After I have a sketch and a reference image, the process is mostly intuitive. Having said that, there’s a certain aesthetic and a level of time and labour that I like to have invested in an artwork before it feels resolved for me.
My work is extremely slow-paced and labour intensive, because it’s all stitched by hand. I try to find a balance between going too rigid or it being a free-for-all in my process.
I make hundreds of small parts, either by sewing in my studio at home or while I’m on the move: I take a travel sewing kit with me in my purse everywhere I go. This portable studio allows me to find time here and there to chip away at a larger project, even if my teaching is keeping me busy.
When all the parts are complete, I assemble everything in my studio. I also like to incorporate bits from older sculptures, after I’ve already shown them in an exhibition. They get cut apart and mixed in with the new pieces, which adds more visual variety to the final piece.

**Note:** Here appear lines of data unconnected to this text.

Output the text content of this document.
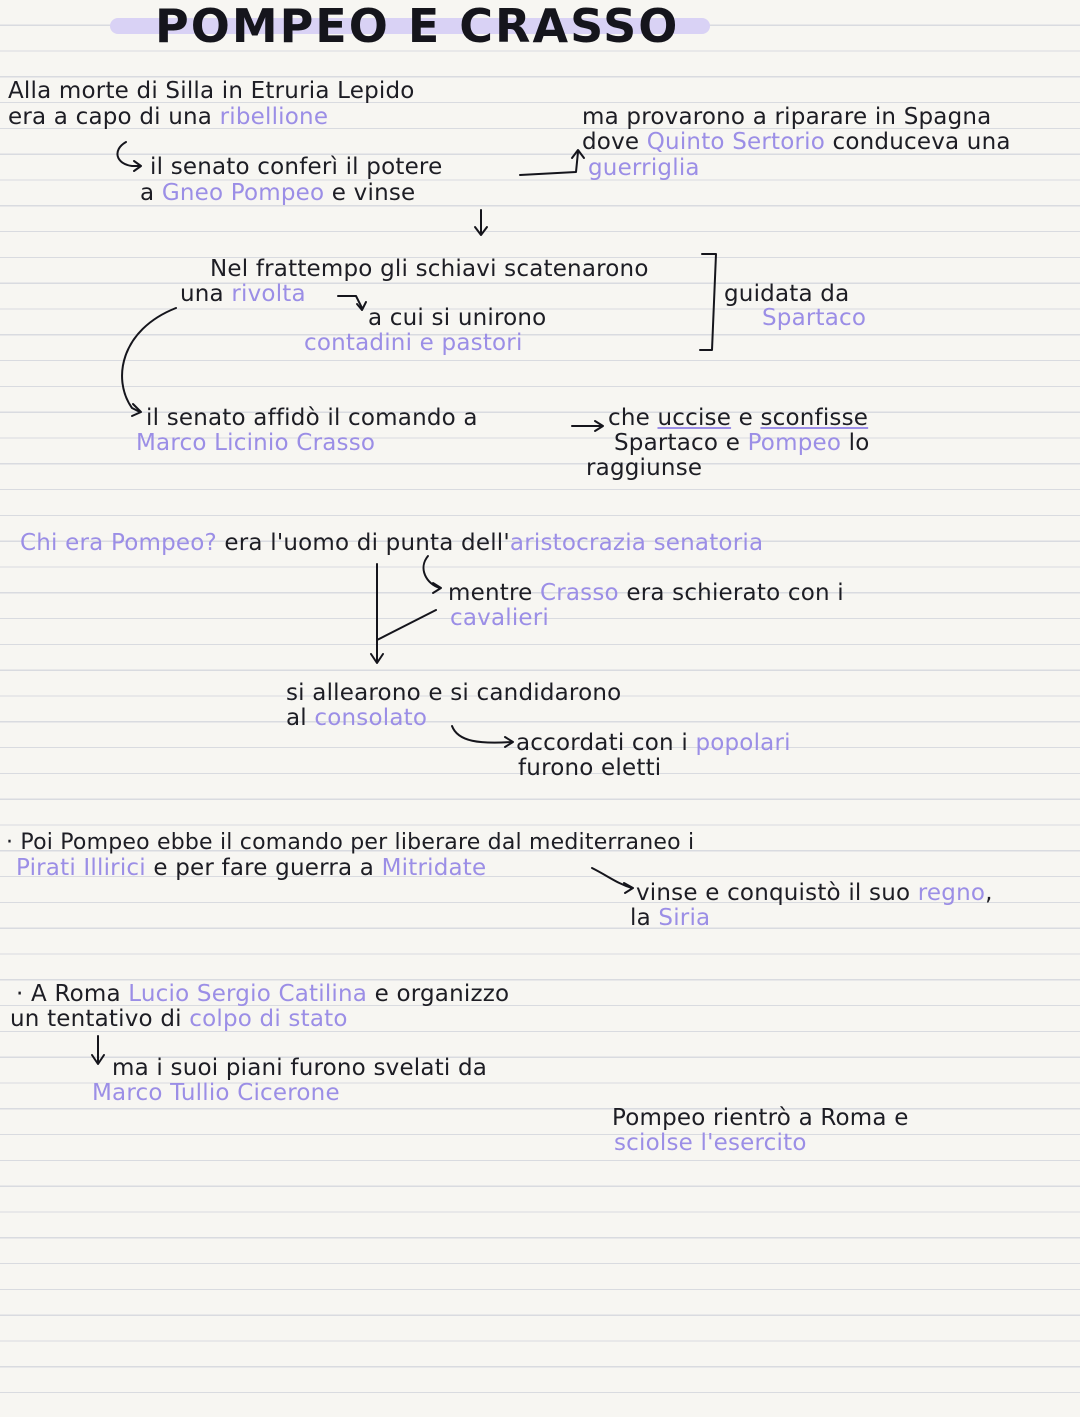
POMPEO E CRASSO
Alla morte di Silla in Etruria Lepido
era a capo di una ribellione
il senato conferì il potere
a Gneo Pompeo e vinse
ma provarono a riparare in Spagna
dove Quinto Sertorio conduceva una
guerriglia
Nel frattempo gli schiavi scatenarono
una rivolta
a cui si unirono
contadini e pastori
guidata da
Spartaco
il senato affidò il comando a
Marco Licinio Crasso
che uccise e sconfisse
Spartaco e Pompeo lo
raggiunse
Chi era Pompeo? era l'uomo di punta dell'aristocrazia senatoria
mentre Crasso era schierato con i
cavalieri
si allearono e si candidarono
al consolato
accordati con i popolari
furono eletti
· Poi Pompeo ebbe il comando per liberare dal mediterraneo i
Pirati Illirici e per fare guerra a Mitridate
vinse e conquistò il suo regno,
la Siria
· A Roma Lucio Sergio Catilina e organizzo
un tentativo di colpo di stato
ma i suoi piani furono svelati da
Marco Tullio Cicerone
Pompeo rientrò a Roma e
sciolse l'esercito
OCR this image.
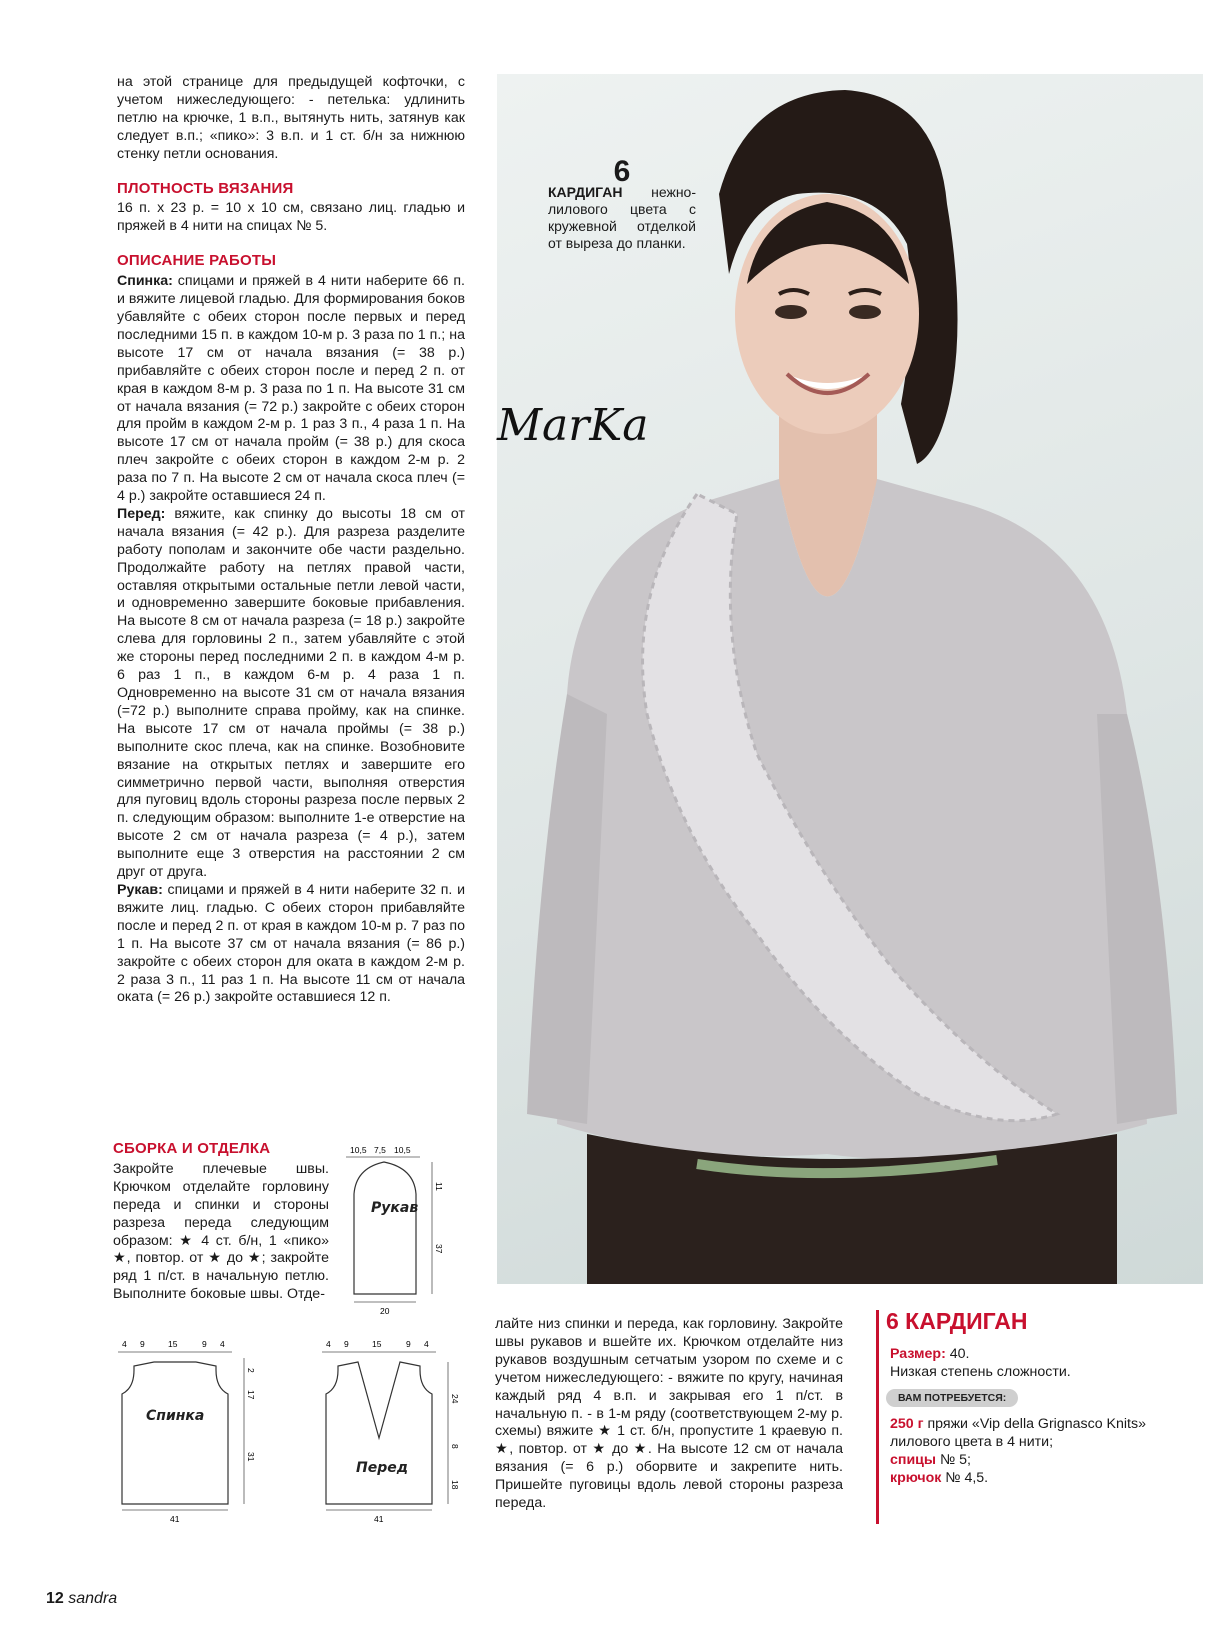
на этой странице для предыдущей кофточки, с учетом нижеследующего: - петелька: удлинить петлю на крючке, 1 в.п., вытянуть нить, затянув как следует в.п.; «пико»: 3 в.п. и 1 ст. б/н за нижнюю стенку петли основания.

ПЛОТНОСТЬ ВЯЗАНИЯ

16 п. х 23 р. = 10 х 10 см, связано лиц. гладью и пряжей в 4 нити на спицах № 5.

ОПИСАНИЕ РАБОТЫ

Спинка: спицами и пряжей в 4 нити наберите 66 п. и вяжите лицевой гладью. Для формирования боков убавляйте с обеих сторон после первых и перед последними 15 п. в каждом 10-м р. 3 раза по 1 п.; на высоте 17 см от начала вязания (= 38 р.) прибавляйте с обеих сторон после и перед 2 п. от края в каждом 8-м р. 3 раза по 1 п. На высоте 31 см от начала вязания (= 72 р.) закройте с обеих сторон для пройм в каждом 2-м р. 1 раз 3 п., 4 раза 1 п. На высоте 17 см от начала пройм (= 38 р.) для скоса плеч закройте с обеих сторон в каждом 2-м р. 2 раза по 7 п. На высоте 2 см от начала скоса плеч (= 4 р.) закройте оставшиеся 24 п.

Перед: вяжите, как спинку до высоты 18 см от начала вязания (= 42 р.). Для разреза разделите работу пополам и закончите обе части раздельно. Продолжайте работу на петлях правой части, оставляя открытыми остальные петли левой части, и одновременно завершите боковые прибавления. На высоте 8 см от начала разреза (= 18 р.) закройте слева для горловины 2 п., затем убавляйте с этой же стороны перед последними 2 п. в каждом 4-м р. 6 раз 1 п., в каждом 6-м р. 4 раза 1 п. Одновременно на высоте 31 см от начала вязания (=72 р.) выполните справа пройму, как на спинке. На высоте 17 см от начала проймы (= 38 р.) выполните скос плеча, как на спинке. Возобновите вязание на открытых петлях и завершите его симметрично первой части, выполняя отверстия для пуговиц вдоль стороны разреза после первых 2 п. следующим образом: выполните 1-е отверстие на высоте 2 см от начала разреза (= 4 р.), затем выполните еще 3 отверстия на расстоянии 2 см друг от друга.

Рукав: спицами и пряжей в 4 нити наберите 32 п. и вяжите лиц. гладью. С обеих сторон прибавляйте после и перед 2 п. от края в каждом 10-м р. 7 раз по 1 п. На высоте 37 см от начала вязания (= 86 р.) закройте с обеих сторон для оката в каждом 2-м р. 2 раза 3 п., 11 раз 1 п. На высоте 11 см от начала оката (= 26 р.) закройте оставшиеся 12 п.

СБОРКА И ОТДЕЛКА

Закройте плечевые швы. Крючком отделайте горловину переда и спинки и стороны разреза переда следующим образом: ★ 4 ст. б/н, 1 «пико» ★, повтор. от ★ до ★; закройте ряд 1 п/ст. в начальную петлю. Выполните боковые швы. Отде-

10,5 7,5 10,5
Рукав
11
37
20
4 9	15	9 4
Спинка
2
17
31
41
4 9	15	9 4
Перед
24
8
18
41
6

КАРДИГАН нежно-лилового цвета с кружевной отделкой от выреза до планки.

MarKa

лайте низ спинки и переда, как горловину. Закройте швы рукавов и вшейте их. Крючком отделайте низ рукавов воздушным сетчатым узором по схеме и с учетом нижеследующего: - вяжите по кругу, начиная каждый ряд 4 в.п. и закрывая его 1 п/ст. в начальную п. - в 1-м ряду (соответствующем 2-му р. схемы) вяжите ★ 1 ст. б/н, пропустите 1 краевую п. ★, повтор. от ★ до ★. На высоте 12 см от начала вязания (= 6 р.) оборвите и закрепите нить. Пришейте пуговицы вдоль левой стороны разреза переда.

6 КАРДИГАН
Размер: 40.
Низкая степень сложности.
ВАМ ПОТРЕБУЕТСЯ:
250 г пряжи «Vip della Grignasco Knits» лилового цвета в 4 нити;
спицы № 5;
крючок № 4,5.
12 sandra
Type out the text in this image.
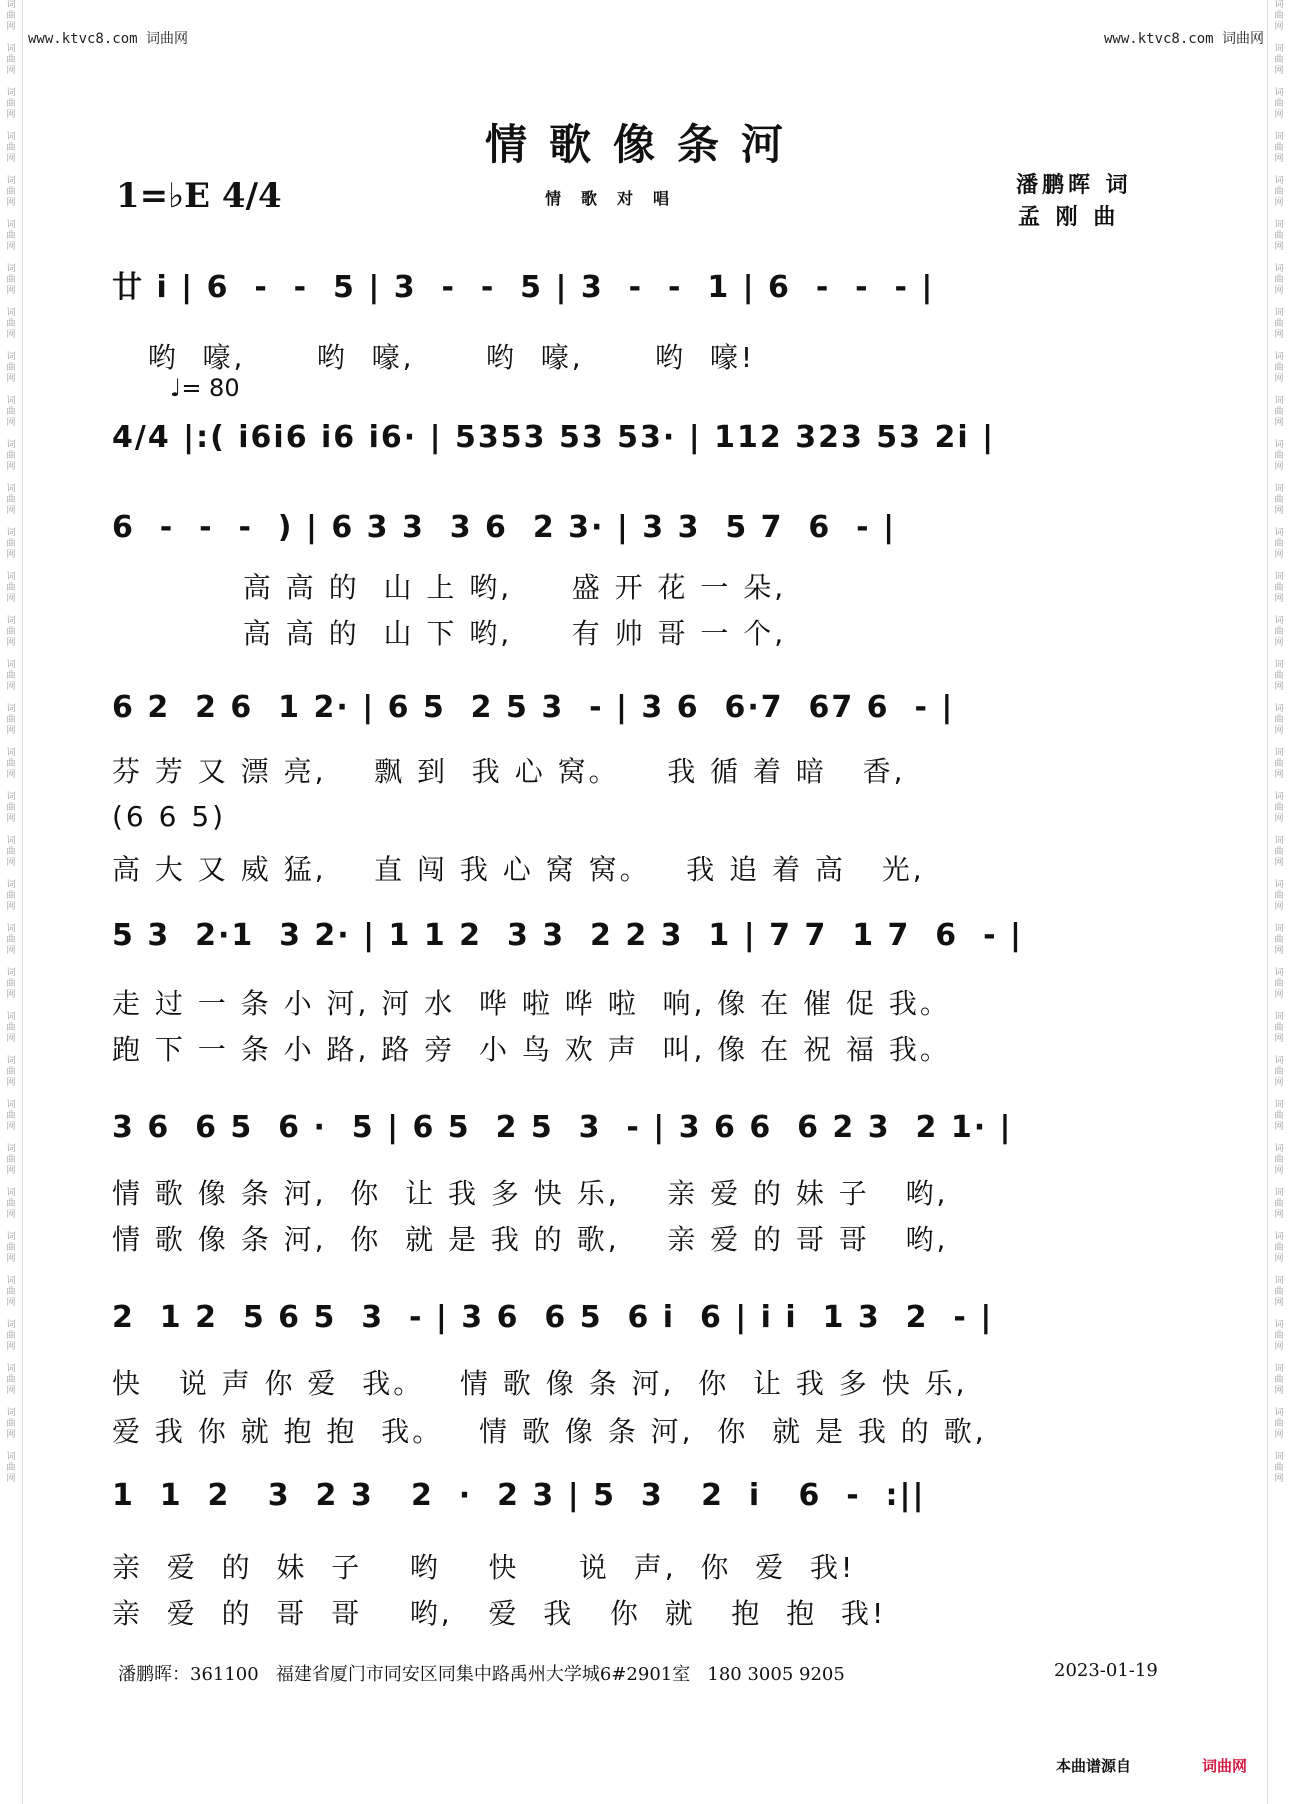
词
曲
网

词
曲
网

词
曲
网

词
曲
网

词
曲
网

词
曲
网

词
曲
网

词
曲
网

词
曲
网

词
曲
网

词
曲
网

词
曲
网

词
曲
网

词
曲
网

词
曲
网

词
曲
网

词
曲
网

词
曲
网

词
曲
网

词
曲
网

词
曲
网

词
曲
网

词
曲
网

词
曲
网

词
曲
网

词
曲
网

词
曲
网

词
曲
网

词
曲
网

词
曲
网

词
曲
网

词
曲
网

词
曲
网

词
曲
网

词
曲
网

词
曲
网

词
曲
网

词
曲
网

词
曲
网

词
曲
网

词
曲
网

词
曲
网

词
曲
网

词
曲
网

词
曲
网

词
曲
网

词
曲
网

词
曲
网

词
曲
网

词
曲
网

词
曲
网

词
曲
网

词
曲
网

词
曲
网

词
曲
网

词
曲
网

词
曲
网

词
曲
网

词
曲
网

词
曲
网

词
曲
网

词
曲
网

词
曲
网

词
曲
网

词
曲
网

词
曲
网

词
曲
网

词
曲
网

www.ktvc8.com 词曲网	www.ktvc8.com 词曲网
情歌像条河
情歌对唱
1=♭E 4/4	潘鹏晖 词
孟 刚 曲
♩= 80
廿 i | 6  -  -  5 | 3  -  -  5 | 3  -  -  1 | 6  -  -  - |
哟  嚎,      哟  嚎,      哟  嚎,      哟  嚎!
4/4 |:( i6i6 i6 i6· | 5353 53 53· | 112 323 53 2i |
6  -  -  -  ) | 6 3 3  3 6  2 3· | 3 3  5 7  6  - |
高 高 的  山 上 哟,     盛 开 花 一 朵,
高 高 的  山 下 哟,     有 帅 哥 一 个,
6 2  2 6  1 2· | 6 5  2 5 3  - | 3 6  6·7  67 6  - |
芬 芳 又 漂 亮,    飘 到  我 心 窝。    我 循 着 暗   香,
(6 6 5)
高 大 又 威 猛,    直 闯 我 心 窝 窝。   我 追 着 高   光,
5 3  2·1  3 2· | 1 1 2  3 3  2 2 3  1 | 7 7  1 7  6  - |
走 过 一 条 小 河, 河 水  哗 啦 哗 啦  响, 像 在 催 促 我。
跑 下 一 条 小 路, 路 旁  小 鸟 欢 声  叫, 像 在 祝 福 我。
3 6  6 5  6 ·  5 | 6 5  2 5  3  - | 3 6 6  6 2 3  2 1· |
情 歌 像 条 河,  你  让 我 多 快 乐,    亲 爱 的 妹 子   哟,
情 歌 像 条 河,  你  就 是 我 的 歌,    亲 爱 的 哥 哥   哟,
2  1 2  5 6 5  3  - | 3 6  6 5  6 i  6 | i i  1 3  2  - |
快   说 声 你 爱  我。   情 歌 像 条 河,  你  让 我 多 快 乐,
爱 我 你 就 抱 抱  我。   情 歌 像 条 河,  你  就 是 我 的 歌,
1  1  2   3  2 3   2  ·  2 3 | 5  3   2  i   6  -  :||
亲  爱  的  妹  子    哟    快     说  声,  你  爱  我!
亲  爱  的  哥  哥    哟,   爱  我   你  就   抱  抱  我!
潘鹏晖：361100   福建省厦门市同安区同集中路禹州大学城6#2901室   180 3005 9205	2023-01-19
本曲谱源自	词曲网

One piece that I haven’t been able to cut up and reuse is my sculpture Puppy. When I do feel ready to destroy it, I might do something special to cut it apart, maybe something that could become performative.
Taxidermy & organza
I love to talk about my materials! One of my favourites is upcycling taxidermy. Friends, students and colleagues often donate taxidermy, bones or skulls that they find.
I also find rejected taxidermy that’s either damaged or not properly preserved at thrift stores or on eBay or Etsy. I clean them up using Dawn brand dish soap. It’s surprisingly effective at treating bones. I store red cedar blocks with my fabrics and taxidermy to prevent moths.
I like using sheer silk organza as a way to layer colour. It can almost work like a sheer glaze in painting. I often stuff the organza with yarn.
I sometimes get little odds and ends of yarn donated to me or I’ll find half skeins of yarn at Starlandia in Savannah, a store selling reclaimed art supplies. Soft materials are the perfect vehicle for making work exploring the fear of unknowns like death.
My must-have tools include Gütermann red thread (I particularly like their polyester #408), Fiskars’ spring action scissors, magnetic pin cushions and copper compression wrist bands. I haven’t officially been diagnosed with arthritis, but I often have symptoms that I believe are caused by sewing.
Becoming a better artist
I struggled as a young artist, and I didn’t have a lot of what some would call ‘natural talent’. But I did possess a lot of determination to become a better artist. I learned that if you invest the time into the process, you eventually develop your own style or voice, and then you’ll see improvement.
“The best advice, that I often remind myself of, is to stay playful and keep experimenting – it’s so much more constructive than worrying about failing.”